Marcel Proust : » c’est l’une des femmes les plus intelligentes, les plus fines mouches et les plus amusantes que je connaisse… »
En deuxièmes noces elle épousa Louis-Charles de Chambrun.
Marie de Rohan-Chabot fût peintre de talent, portraitiste et paysagiste, elle fut l’auteur de plusieurs ouvrages historiques. Elle fut membre du jury du prix Fémina.
Sources: Histoire et généalogie des Maisons de Rohan et de Rohan-Chabot. Georges Martin.
Corsica
28 mai 2019 @ 09:05
Excellente première partie qui me fait découvrir une région dont la géographie et la politique me sont plus ou moins connues et plutôt moins que plus ! Je viens ainsi de découvrir que la Mingrélie fut une province puis une principauté de la Géorgie.
https://fr.m.wikipedia.org/wiki/Mingrélie
L’histoire du prince Achille, bel homme de haute stature comme son grand-père, montre que les rumeurs peuvent avoir des conséquences dramatiques. Les tabloïds et les réseaux sociaux, qui relaient n’importent quoi pour salir, devraient en prendre de la graine.
Pierre-Yves
28 mai 2019 @ 09:15
La princesse Lucien Murat, Marie de Rohan-Chabot, est une figure de la vie mondaine d’avant 1914. L’abbé Mugnier, qui dînait un soir sur deux en ville et connaissait à peu près tout Paris, la cite fréquemment dans son journal.
Jean Pierre
28 mai 2019 @ 11:32
Une femme de lettres plongée dans la vie mondaine parisienne ne peut décemment pas vivre en Mingrelie.
Mais cela aurait eu du panache de découvrir dans Proust, la reine de Naples rencontrant la reine de Mingrelie.
Patricio
28 mai 2019 @ 11:53
Très intéressant, merci Régine
Amitiés
Patricio
Mayg
28 mai 2019 @ 13:13
Très intéressant. Je n’avais jamais entendu parler de ces souverains de Mingrélie.
Claudia
28 mai 2019 @ 13:47
J’avoue que je n’avais jamais entendu parler de la Mingrélie….
Alinéas
28 mai 2019 @ 14:17
Merci pour cette première partie détaillée, fort intéressante.. C’est avec impatience que j’attends la suite !!!
Julie W.
28 mai 2019 @ 23:04
C’est très émouvant, pour moi, de lire cet échange. Car mon arrière-grand-oncle – un français installé à Zougdidi – était très proche des princes Dadiani. Il avait épousé une cousine de Niko 1er et Salomé. Cette « tante de Géorgie » m’a beaucoup intriguée, plus jeune… On la disait d’une beauté incroyable.

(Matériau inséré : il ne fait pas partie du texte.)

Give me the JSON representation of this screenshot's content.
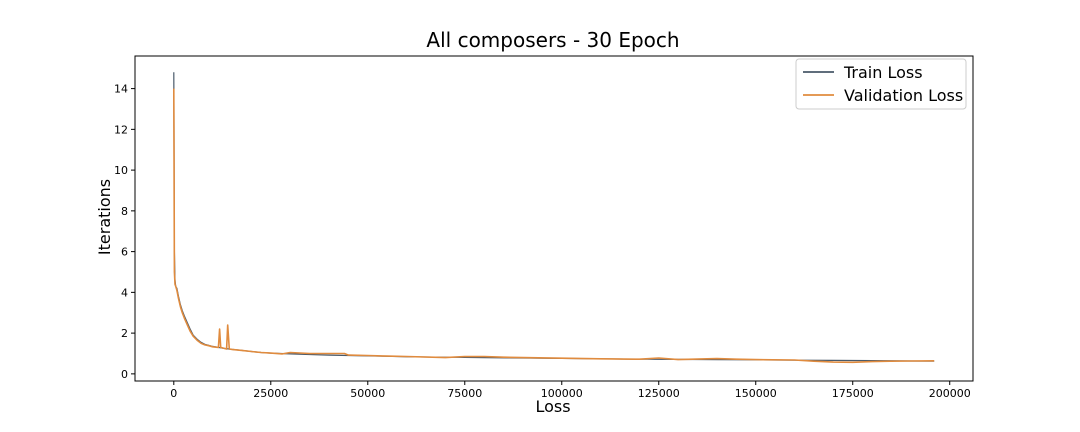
{
  "chart_data": {
    "type": "line",
    "title": "All composers - 30 Epoch",
    "xlabel": "Loss",
    "ylabel": "Iterations",
    "xlim": [
      -10000,
      206000
    ],
    "ylim": [
      -0.35,
      15.6
    ],
    "xticks": [
      0,
      25000,
      50000,
      75000,
      100000,
      125000,
      150000,
      175000,
      200000
    ],
    "xtick_labels": [
      "0",
      "25000",
      "50000",
      "75000",
      "100000",
      "125000",
      "150000",
      "175000",
      "200000"
    ],
    "yticks": [
      0,
      2,
      4,
      6,
      8,
      10,
      12,
      14
    ],
    "ytick_labels": [
      "0",
      "2",
      "4",
      "6",
      "8",
      "10",
      "12",
      "14"
    ],
    "grid": false,
    "legend_position": "top-right",
    "series": [
      {
        "name": "Train Loss",
        "color": "#4a5a6a",
        "x": [
          0,
          150,
          300,
          500,
          800,
          1200,
          1700,
          2200,
          2800,
          3500,
          4200,
          5000,
          6000,
          7000,
          8000,
          9000,
          10000,
          11500,
          13000,
          15000,
          17500,
          20000,
          22500,
          25000,
          30000,
          35000,
          40000,
          45000,
          50000,
          55000,
          60000,
          70000,
          80000,
          90000,
          100000,
          110000,
          120000,
          130000,
          140000,
          150000,
          160000,
          170000,
          180000,
          190000,
          196000
        ],
        "y": [
          14.8,
          6.0,
          4.6,
          4.3,
          4.2,
          3.8,
          3.4,
          3.1,
          2.8,
          2.5,
          2.2,
          1.9,
          1.7,
          1.55,
          1.45,
          1.4,
          1.35,
          1.3,
          1.25,
          1.2,
          1.15,
          1.1,
          1.05,
          1.02,
          0.98,
          0.95,
          0.92,
          0.9,
          0.88,
          0.86,
          0.84,
          0.82,
          0.8,
          0.78,
          0.76,
          0.74,
          0.72,
          0.71,
          0.7,
          0.69,
          0.67,
          0.66,
          0.65,
          0.63,
          0.62
        ]
      },
      {
        "name": "Validation Loss",
        "color": "#e08b3e",
        "x": [
          0,
          150,
          300,
          500,
          800,
          1200,
          1700,
          2200,
          2800,
          3500,
          4200,
          5000,
          6000,
          7000,
          8000,
          9000,
          10000,
          11500,
          11800,
          12100,
          13000,
          13600,
          13900,
          14300,
          15000,
          17500,
          20000,
          22500,
          25000,
          28000,
          30000,
          35000,
          40000,
          44000,
          45000,
          50000,
          55000,
          60000,
          70000,
          75000,
          80000,
          85000,
          90000,
          100000,
          110000,
          120000,
          125000,
          130000,
          140000,
          145000,
          150000,
          160000,
          165000,
          170000,
          175000,
          180000,
          185000,
          190000,
          196000
        ],
        "y": [
          14.0,
          5.0,
          4.4,
          4.3,
          4.1,
          3.7,
          3.3,
          3.0,
          2.7,
          2.4,
          2.1,
          1.85,
          1.65,
          1.5,
          1.42,
          1.38,
          1.33,
          1.3,
          2.2,
          1.3,
          1.25,
          1.22,
          2.4,
          1.22,
          1.2,
          1.15,
          1.1,
          1.05,
          1.02,
          0.98,
          1.05,
          1.0,
          1.0,
          1.0,
          0.92,
          0.9,
          0.87,
          0.85,
          0.8,
          0.85,
          0.85,
          0.82,
          0.8,
          0.77,
          0.74,
          0.72,
          0.78,
          0.7,
          0.75,
          0.72,
          0.7,
          0.68,
          0.62,
          0.58,
          0.57,
          0.6,
          0.62,
          0.63,
          0.64
        ]
      }
    ]
  }
}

Merci à Noblesse & Royautés pour ces précieux témoignages ! On parle si peu de cette famille, liée à d’intéressants personnages – comme Bertha von Suttner (1843-1914), première femme Prix Nobel de la Paix.
Anne-Cécile
29 mai 2019 @ 06:55
Ce que l’on oublie souvent de préciser, c’est que les principautés géorgiennes demandèrent la protection de la Russie tsariste et devinrent volontairement des protectorats.
Puis les familles régnantes de ces principautés, et plus encore la noblesse, en virent à demander leur incorporation dans la noblesse d’Empire (pour leur permettre d’accéder à des fonctions rémunératrices, car beaucoup étaient « pauvres » – un dicton géorgien : est prince celui qui a sa propre grotte et des chèvres). La conséquence juridique fut qu’ils signèrent la fin de leur indépendance.
On peut voir encore le document (certains princes ne sachant écrire signèrent d’une croix) demandant leur rattachement à la noblesse d’Empire à la Bibliothèque nationale parlementaire de Géorgie.
Philippe
29 mai 2019 @ 08:36
Totale solidarité avec Marie de Rohan-Chabot.
La pauvre … quel cauchemar !
ABER
1 juin 2019 @ 20:21
Oui à l’époque çà devait être quelque chose….parce qu’ encore aujourd’hui, c’est un autre monde….Il faut supporter. En Afrique, j’ai vu des expats tomber en dépression permanente….faire abstraction de ses habitudes est impératif.